All they do is try to tick me off and test me.  "Oh, Christina, if you get mad once you have to get mad again, and sometimes you feel mad when you're mad and your body many feel different or you may vent a bit and physically in some way.  We never took it back and you already did it, so it doesn't matter, yada yada yada ya."  Then, what?  Time for Cleveland to give it its worst?  They're better than me?  You just can't "hold it in?"  Huh.  I feel made fun of just for following them! and then I "lose my train of thought."

I'm not used to being able to have fun in the world, anymore.  I feel too weak.  I'm supposed to work.  I may need to resign from starting this job and find a higher paying one.

I didn't set myself up for this miserable situation.

So, supposedly, my "relationship" I'm supposedly supposed to have with a Late Baby Boomer European lady is supposedly ruined to some effect.

The people involved monitoring me in private want to make things feel hopeless, and it makes me mad, too.

The people in this group home make me feel bad, and the people involved monitoring me in private don't care.  I'm still in trouble if the "result" is me thinking off or showing any physical sign of anger, even in private.  So, yea, I shouldn't even be in this situation, and it should be understandable they're so cruel to me.  I just can't turn them in, the police already know! and I don't want to give up my life.  They keep trying to make me feel like I'm "stupid" and "worthless" and that's what I'm speaking out against.  They think I'm the problem or people I care about who are "on the brink!"

I might have to resign from this position if possible and ask Ticket to Work.  Too bad about the money I've spent, but I've turned a new leaf.  I need a better suited job, maybe higher paying.  I would really like to move to an apartment.  This job is $11/hour.  I wonder if there's anything for me out there.

People out there are still destroying my "relationship" I'm supposedly supposed to have with a Late Baby Boomer European lady.  They are disgusting and "worthless."

I'm sick of me seen as so bad it being impossible, just saying that though, unsure how to fix it.  How did I end up like this?  My parents were sick and died and had nothing to leave me enough.

I'm so sick of Cleveland.  They aren't as nice as when I was here last.  Where can I go!!!!  What is this!!  It's like the world has to wait for me to die or something or make it so it is impossible for me to be happy.  I already said no one would want to live in a "halfway house," too.  It's like it's just one problem after the next.  I can be good for a long time and sustain with a lot of irritations, but sometimes it's just over.  They believe my thoughts are like being physically aggressive, but they are using their presence in that way.  Everyone is scared to be nice to me.  There are loud noises from below the attic here, too, the boys, and they keep bringing bad news! and it sets me off to the people involved monitoring me in private.  I feel made fun of for feeling they are uncomfortably close.  Same with a lot of others around Cleveland causing problems.

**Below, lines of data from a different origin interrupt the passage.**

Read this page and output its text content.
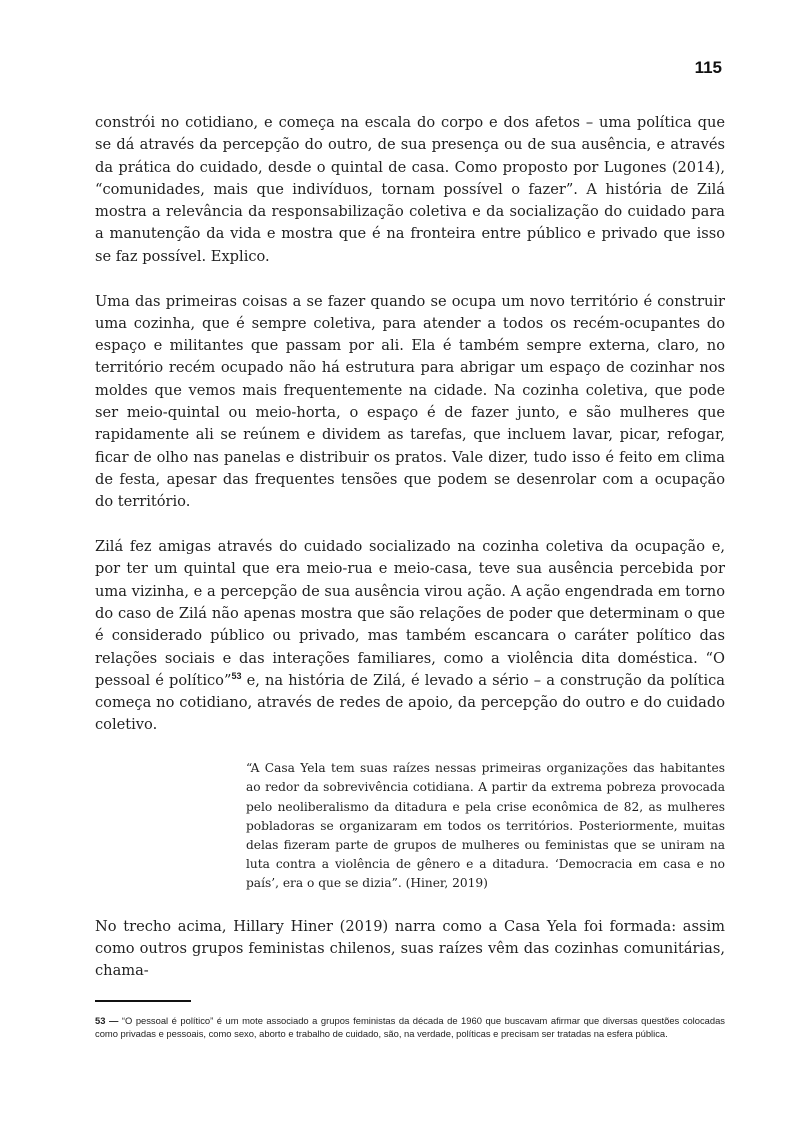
115

constrói no cotidiano, e começa na escala do corpo e dos afetos – uma política que se dá através da percepção do outro, de sua presença ou de sua ausência, e através da prática do cuidado, desde o quintal de casa. Como proposto por Lugones (2014), “comunidades, mais que indivíduos, tornam possível o fazer”. A história de Zilá mostra a relevância da responsabilização coletiva e da socialização do cuidado para a manutenção da vida e mostra que é na fronteira entre público e privado que isso se faz possível. Explico.

Uma das primeiras coisas a se fazer quando se ocupa um novo território é construir uma cozinha, que é sempre coletiva, para atender a todos os recém-ocupantes do espaço e militantes que passam por ali. Ela é também sempre externa, claro, no território recém ocupado não há estrutura para abrigar um espaço de cozinhar nos moldes que vemos mais frequentemente na cidade. Na cozinha coletiva, que pode ser meio-quintal ou meio-horta, o espaço é de fazer junto, e são mulheres que rapidamente ali se reúnem e dividem as tarefas, que incluem lavar, picar, refogar, ficar de olho nas panelas e distribuir os pratos. Vale dizer, tudo isso é feito em clima de festa, apesar das frequentes tensões que podem se desenrolar com a ocupação do território.

Zilá fez amigas através do cuidado socializado na cozinha coletiva da ocupação e, por ter um quintal que era meio-rua e meio-casa, teve sua ausência percebida por uma vizinha, e a percepção de sua ausência virou ação. A ação engendrada em torno do caso de Zilá não apenas mostra que são relações de poder que determinam o que é considerado público ou privado, mas também escancara o caráter político das relações sociais e das interações familiares, como a violência dita doméstica. “O pessoal é político”$^{53}$ e, na história de Zilá, é levado a sério – a construção da política começa no cotidiano, através de redes de apoio, da percepção do outro e do cuidado coletivo.

“A Casa Yela tem suas raízes nessas primeiras organizações das habitantes ao redor da sobrevivência cotidiana. A partir da extrema pobreza provocada pelo neoliberalismo da ditadura e pela crise econômica de 82, as mulheres pobladoras se organizaram em todos os territórios. Posteriormente, muitas delas fizeram parte de grupos de mulheres ou feministas que se uniram na luta contra a violência de gênero e a ditadura. ‘Democracia em casa e no país’, era o que se dizia”. (Hiner, 2019)

No trecho acima, Hillary Hiner (2019) narra como a Casa Yela foi formada: assim como outros grupos feministas chilenos, suas raízes vêm das cozinhas comunitárias, chama-

53 — “O pessoal é político” é um mote associado a grupos feministas da década de 1960 que buscavam afirmar que diversas questões colocadas como privadas e pessoais, como sexo, aborto e trabalho de cuidado, são, na verdade, políticas e precisam ser tratadas na esfera pública.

So, I thought this would help, but people may take this the wrong way.

People keep going by like I said something else and am menial.  They are being incredibly mean for little reason.  They wonder why I get mad, and the problems don't disappear or go away.  I don't like living in a "halfway house" and am not out yet!  I'm just saying.  It's just a fact.  My roommate is also moving out and I may get another one.

Why didn't I just get a job?  I was encouraged before to move to a group home, but this is a "halfway house."

I seem to need good food and sleep.  My next chance is Ticket to Work.

I forget what else I was gonna say...  Oh, yes, something like what I'm saying is my doing the right thing? something like that.  People are wrong to me.

They just keep making it worse.  So, I do have some real problems.  It's like it may be too late and I have to worry about stuff.  It's hard to think like I want and I'm kinda doing that right now.